Worth Giving a thought.......

Worth Giving a thought.......
A very good article... Really worth following in life...

"Yesterday, I was driving, and the FM radio went off for few seconds. I thought, I should have an iPod. Then suddenly I realized that I have not used my iPod in last 6 months. And then. More things, Handy cam in last 2 years, Digital Camera in last 2 months, DVD player in last 1 month and many more. Now I can say that I bought that Handy cam just out of impulse, I have used it twice only in last 4 years.

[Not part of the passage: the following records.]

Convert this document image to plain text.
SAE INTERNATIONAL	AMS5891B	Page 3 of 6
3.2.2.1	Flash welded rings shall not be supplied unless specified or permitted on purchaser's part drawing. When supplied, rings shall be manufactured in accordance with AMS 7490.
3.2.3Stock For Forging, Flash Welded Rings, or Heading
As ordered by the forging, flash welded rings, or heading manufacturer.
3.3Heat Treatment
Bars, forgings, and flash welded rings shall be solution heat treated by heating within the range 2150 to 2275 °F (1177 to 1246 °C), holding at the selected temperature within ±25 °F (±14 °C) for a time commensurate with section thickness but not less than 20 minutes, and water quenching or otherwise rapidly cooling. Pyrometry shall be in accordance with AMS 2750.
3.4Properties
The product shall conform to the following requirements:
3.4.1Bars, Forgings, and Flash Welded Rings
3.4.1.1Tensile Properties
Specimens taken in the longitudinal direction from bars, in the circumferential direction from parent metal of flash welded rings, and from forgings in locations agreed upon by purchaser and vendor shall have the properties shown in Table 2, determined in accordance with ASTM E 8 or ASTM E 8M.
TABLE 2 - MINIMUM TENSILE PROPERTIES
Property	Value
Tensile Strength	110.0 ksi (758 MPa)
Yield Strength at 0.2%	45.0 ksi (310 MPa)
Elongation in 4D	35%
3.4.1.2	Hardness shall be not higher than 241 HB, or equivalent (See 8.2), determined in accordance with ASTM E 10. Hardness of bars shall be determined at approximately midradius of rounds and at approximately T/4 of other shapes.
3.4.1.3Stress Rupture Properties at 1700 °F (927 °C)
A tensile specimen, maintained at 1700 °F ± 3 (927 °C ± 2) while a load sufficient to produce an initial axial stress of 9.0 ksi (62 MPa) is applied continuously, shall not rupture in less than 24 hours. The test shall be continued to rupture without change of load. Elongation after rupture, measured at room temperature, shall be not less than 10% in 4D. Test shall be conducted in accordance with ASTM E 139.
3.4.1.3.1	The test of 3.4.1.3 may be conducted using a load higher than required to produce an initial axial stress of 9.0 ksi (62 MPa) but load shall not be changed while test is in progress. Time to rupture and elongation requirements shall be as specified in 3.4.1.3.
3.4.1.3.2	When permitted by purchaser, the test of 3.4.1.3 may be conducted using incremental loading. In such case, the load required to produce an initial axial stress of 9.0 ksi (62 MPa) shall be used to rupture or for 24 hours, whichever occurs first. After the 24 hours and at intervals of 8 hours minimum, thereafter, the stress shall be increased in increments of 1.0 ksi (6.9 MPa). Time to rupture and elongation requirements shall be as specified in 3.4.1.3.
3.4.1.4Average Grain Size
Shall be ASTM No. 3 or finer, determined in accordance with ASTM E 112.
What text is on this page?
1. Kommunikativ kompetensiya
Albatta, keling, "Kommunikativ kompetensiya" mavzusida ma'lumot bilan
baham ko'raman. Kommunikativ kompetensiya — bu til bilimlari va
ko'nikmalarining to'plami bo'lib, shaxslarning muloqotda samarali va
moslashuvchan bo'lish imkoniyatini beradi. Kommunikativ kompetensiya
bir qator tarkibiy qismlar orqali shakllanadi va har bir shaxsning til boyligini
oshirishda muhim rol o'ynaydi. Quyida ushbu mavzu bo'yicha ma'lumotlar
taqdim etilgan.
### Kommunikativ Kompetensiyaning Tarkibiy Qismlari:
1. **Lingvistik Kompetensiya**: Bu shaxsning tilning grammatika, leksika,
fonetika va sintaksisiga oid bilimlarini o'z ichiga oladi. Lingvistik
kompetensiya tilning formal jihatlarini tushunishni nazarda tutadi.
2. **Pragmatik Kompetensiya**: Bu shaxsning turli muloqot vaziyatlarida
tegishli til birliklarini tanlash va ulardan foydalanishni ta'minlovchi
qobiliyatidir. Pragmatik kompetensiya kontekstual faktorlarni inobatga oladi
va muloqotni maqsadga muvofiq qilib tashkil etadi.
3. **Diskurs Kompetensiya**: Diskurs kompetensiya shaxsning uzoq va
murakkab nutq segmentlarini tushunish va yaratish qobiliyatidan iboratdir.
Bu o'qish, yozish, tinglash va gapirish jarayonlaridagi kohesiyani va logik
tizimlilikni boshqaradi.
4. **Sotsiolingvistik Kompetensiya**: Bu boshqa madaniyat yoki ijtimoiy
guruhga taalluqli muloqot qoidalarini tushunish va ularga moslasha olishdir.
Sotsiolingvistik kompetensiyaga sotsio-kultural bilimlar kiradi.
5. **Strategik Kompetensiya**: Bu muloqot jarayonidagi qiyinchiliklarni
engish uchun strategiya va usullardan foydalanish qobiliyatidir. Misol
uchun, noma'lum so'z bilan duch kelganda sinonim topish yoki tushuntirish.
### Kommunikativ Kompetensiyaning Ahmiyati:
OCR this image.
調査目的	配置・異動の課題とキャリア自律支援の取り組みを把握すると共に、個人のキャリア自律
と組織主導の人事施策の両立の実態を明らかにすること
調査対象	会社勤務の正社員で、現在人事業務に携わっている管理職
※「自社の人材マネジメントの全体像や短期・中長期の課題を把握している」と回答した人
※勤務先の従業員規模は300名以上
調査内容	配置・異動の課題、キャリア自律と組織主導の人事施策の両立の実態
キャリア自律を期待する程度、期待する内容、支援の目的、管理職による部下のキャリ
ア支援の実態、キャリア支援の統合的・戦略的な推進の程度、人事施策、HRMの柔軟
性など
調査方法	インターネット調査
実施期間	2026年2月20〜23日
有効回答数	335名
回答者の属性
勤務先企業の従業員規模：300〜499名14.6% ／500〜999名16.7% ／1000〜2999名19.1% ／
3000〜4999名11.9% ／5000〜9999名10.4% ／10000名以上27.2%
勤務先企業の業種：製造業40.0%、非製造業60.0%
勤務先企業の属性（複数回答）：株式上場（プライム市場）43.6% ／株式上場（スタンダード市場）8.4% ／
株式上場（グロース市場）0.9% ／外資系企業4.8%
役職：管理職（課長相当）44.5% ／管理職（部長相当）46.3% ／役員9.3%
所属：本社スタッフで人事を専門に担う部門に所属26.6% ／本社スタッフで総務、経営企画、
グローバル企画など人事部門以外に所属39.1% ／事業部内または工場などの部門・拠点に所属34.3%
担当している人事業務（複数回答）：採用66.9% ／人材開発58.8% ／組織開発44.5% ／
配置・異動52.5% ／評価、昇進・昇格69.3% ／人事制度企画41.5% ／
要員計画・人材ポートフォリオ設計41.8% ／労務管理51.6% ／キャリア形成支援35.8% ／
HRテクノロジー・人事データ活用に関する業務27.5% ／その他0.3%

So, whats wrong and where? When I look at myself or my friends I can see it everywhere. We are not happy with what we have but all are stressed and not happy for the things we don't have. You have a Santro, but you want City. You have a City, but you want Skoda. Just after buying a new phone, we need another one. Better laptop, bigger TV, faster car, bigger house, more money. .I means, these examples are endless. The point is, does it actually worth? Do we ever think if we actually need those things before we want them?

After this, I was forced to think what I need and what I don't. May be I didn't need this Handy cam or the iPod or that DVD player. When I see my father back at home. He has a simple BPL colour TV, he doesn't need 32? Sony LCD wall mount. He has a cell phone worth Rs 2,500. Whenever I ask him to change the phone, he always says. "Its a phone, I need this just for calls." And believe me; he is much happier in life than me with those limited resources and simple gadgets. The very basic reason why he is happy with so little is that he doesn't want things in life to make it luxurious, but he wants only those things which are making his life easier. It's a very fine line between these two, but after looking my father's life style closely, I got the point. He needs a cell phone but not the iPhone. He needs a TV but not the 32? Plasma. He needs a car but not an expensive one.

Initially I had lot of questions.

I am earning good; still I am not happy....why?
I have all luxuries; still I am stressed.... ....... why?
I had a great weekend, still I am feeling tired...... why?

I met lot of people, I thought over it again and again, I still don't know if I got the answers, but certainly figured out few things. I realize that one thing which is keeping me stressed is the "stay connected"syndrome. I realized that, at home also I am logged in on messengers, checking mails, using social networks, and on the top of that, the windows mobile is not letting me disconnected. On the weekend itself, trying to avoid unwanted calls. and that is keeping my mind always full of stress. I realized that I am spending far lesser money than what I earn; even then I am always worried about money and more money. I realized that I am saving enough money I would ever need, whenever needed. Still I am stressed about job and salary and spend.

May be, many people will call this approach "not progressive attitude", but I want my life back. Ultimately it's a single life, a day gone is a day gone. I believe if I am not happy tonight, I'll never be happy tomorrow morning. I finally realized that meeting friends, spending quality time with your loved one's; spending time with yourself is the most important thing. If on Sunday you are alone and you don't have anybody to talk with, then all that luxuries life, all that money is wasted. May be cutting down your requirements, re-calculating your future goal in the light of today's happiness is a worthwhile thing to do. May be selling off your Santro and buying Honda City on EMIs is not a good idea. I believe putting your happiness ahead of money is the choice we need to make.

I think, a lot can be said and done but what we need the most is re-evaluation of the value of happiness and time we are giving to our life and people associate with it."